BLOGUE. Un géant du Québec inc. et de l’entrepreneuriat québécois vient de nous quitter.
Et il n’aura pas droit aux égards qui devraient lui être dus à cause d’un méchant concours de circonstances dans lequel la Caisse de dépôt et placement n’a pas joué le beau rôle.
Antoine Turmel est mort jeudi le 6 décembre à Montréal. Il avait 94 ans. Il était revenu il y a quelques années au Québec après avoir longtemps vécu aux Bahamas. Pas vilain, direz-vous : mais dans son cas, c’était plus une sorte d’exil que la vie dorée d’un Snowbird de luxe.
Voici son histoire. J’ai eu l’occasion de l’interviewer à quelques reprises, au moment où il était malheureusement ulcéré par des événements qui lui ont brisé le coeur. Je vous dirai plus tard pourquoi.

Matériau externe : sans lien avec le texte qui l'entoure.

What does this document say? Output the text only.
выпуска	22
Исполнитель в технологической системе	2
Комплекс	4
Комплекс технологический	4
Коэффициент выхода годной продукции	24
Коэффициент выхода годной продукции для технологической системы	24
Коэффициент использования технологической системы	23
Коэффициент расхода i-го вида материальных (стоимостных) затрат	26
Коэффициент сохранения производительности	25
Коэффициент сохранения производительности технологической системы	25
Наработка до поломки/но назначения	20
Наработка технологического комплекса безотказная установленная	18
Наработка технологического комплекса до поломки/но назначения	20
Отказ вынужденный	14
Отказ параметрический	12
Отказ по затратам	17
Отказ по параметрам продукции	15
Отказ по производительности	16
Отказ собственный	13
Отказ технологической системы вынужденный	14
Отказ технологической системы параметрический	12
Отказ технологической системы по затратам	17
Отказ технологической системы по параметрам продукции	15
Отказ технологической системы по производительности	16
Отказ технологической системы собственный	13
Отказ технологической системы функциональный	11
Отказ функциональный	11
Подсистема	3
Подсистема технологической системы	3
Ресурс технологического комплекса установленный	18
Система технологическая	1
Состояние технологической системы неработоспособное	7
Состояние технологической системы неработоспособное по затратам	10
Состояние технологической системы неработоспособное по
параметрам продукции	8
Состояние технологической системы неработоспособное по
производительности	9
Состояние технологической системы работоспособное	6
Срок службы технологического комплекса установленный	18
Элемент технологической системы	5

PLUS : Antoine Turmel, confondateur de Provigo, s'éteint à l'âge de 94 ans
Antoine Turmel a passé sa vie dans l’alimentation. En 1969, il parvient à unifier trois grossistes importants : sa propre entreprise, Denault, Provost et Provost, Couvrette, et Lamontagne. De cette fusion naîtra une force montante dans le milieu des supermarchés : Provigo.
La nouvelle entreprise va s’imposer au point de devenir une tête d’affiche au Québec, rivalisant avec Steinberg. Antoine Turmel, qui ne rajeunit pas, se prépare une relève avec un jeune homme passionné comme lui par l’épicerie : Pierre Lessard.
En 1976, Antoine Turmel frappe un grand coup. Il achète la firme ontarienne Loeb. Sans le savoir, il vient de précipiter sa perte. La transaction coûte cher. La Caisse de dépôt vient à son secours en allongeant une partie du financement. Elle exige en contrepartie de son implication des sièges sur le conseil d’administration. La famille Loeb en obtient elle aussi. Antoine Turmel vient de diluer son emprise sur l’entreprise qu’il a créée et qu’il connaît sur le bout de ses doigts.
En 1985, à 67 ans, il lui faut penser à sa succession. Il pense naturellement à son bras droit, Pierre Lessard. Mais une bataille se prépare. La Caisse a un autre poulain en vue : Pierre Lortie, qui a bien fait comme président de la Bourse de Montréal. Elle va tout faire pour le propulser à la présidence.
La décision finale reviendra au conseil d’administration. Les forces en présence sont à peu près égales. Mais en manoeuvrant en coulisses, la Caisse, alors présidée par Jean Campeau, réussit à se rallier des votes cruciaux. Le verdict tombe lors d’un vote décisif : Pierre Lortie l’emporte par une voix.
Antoine Turmel est dévasté. Pierre Lessard quitte sur le champ l’entreprise. Celui qui a été élu, Pierre Lortie, plus gestionnaire qu’entrepreneur, rêve de diversification : il achète coup sur coup Distribution aux consommateurs, Sports Experts et des magasins en Californie.
Cherchez la convergence ? Il n’y en a pas. Jadis rentable, Provigo s’enfonce. Après des années d’errances, la chaîne qui faisait l’orgueil des Québécois sera finalement vendue à l’ontarienne Loblaws en 1998.
Pendant ce temps, le laissé pour compte, Pierre Lessard, un véritable maître épicier, arrivera à la tête d’une chaîne en quasi faillite, Métro, qu’il élèvera étonnamment à la toute première place dans l’univers ultra compétitif des magasins d’alimentation au Québec.
Antoine Turmel n’a pas quitté les mains vides. Il a fait beaucoup d’argent. Mais de voir ainsi ballottée l’enseigne à laquelle il avait consacré toutes ses énergies, à se savoir trahi par la Caisse de dépôt qui l’avait apparemment épaulé dans ses projets d’expansion, il est devenu amer. Il était impossible de lui parler de Provigo au fil de ses années de retraite sans qu’il ne revienne systématiquement sur ces événements.
Il nous faudrait plus d’Antoine Turmel, des gens d’audace qui n’ont pas peur de grandir. Sa disparition prête à (au moins) trois conclusions,
Premièrement, on devrait célébrer les grands entrepreneurs avant qu’ils ne meurent.
Deuxièmement, la Caisse de dépôt, et toutes les banques d’état, devraient mesurer leurs velléités d’interventionnisme.
Et troisièmement, les Québécois s’y connaissent en alimentation, de la production au détail en passant par la distribution, et tant mieux si le passé est garant de l’avenir.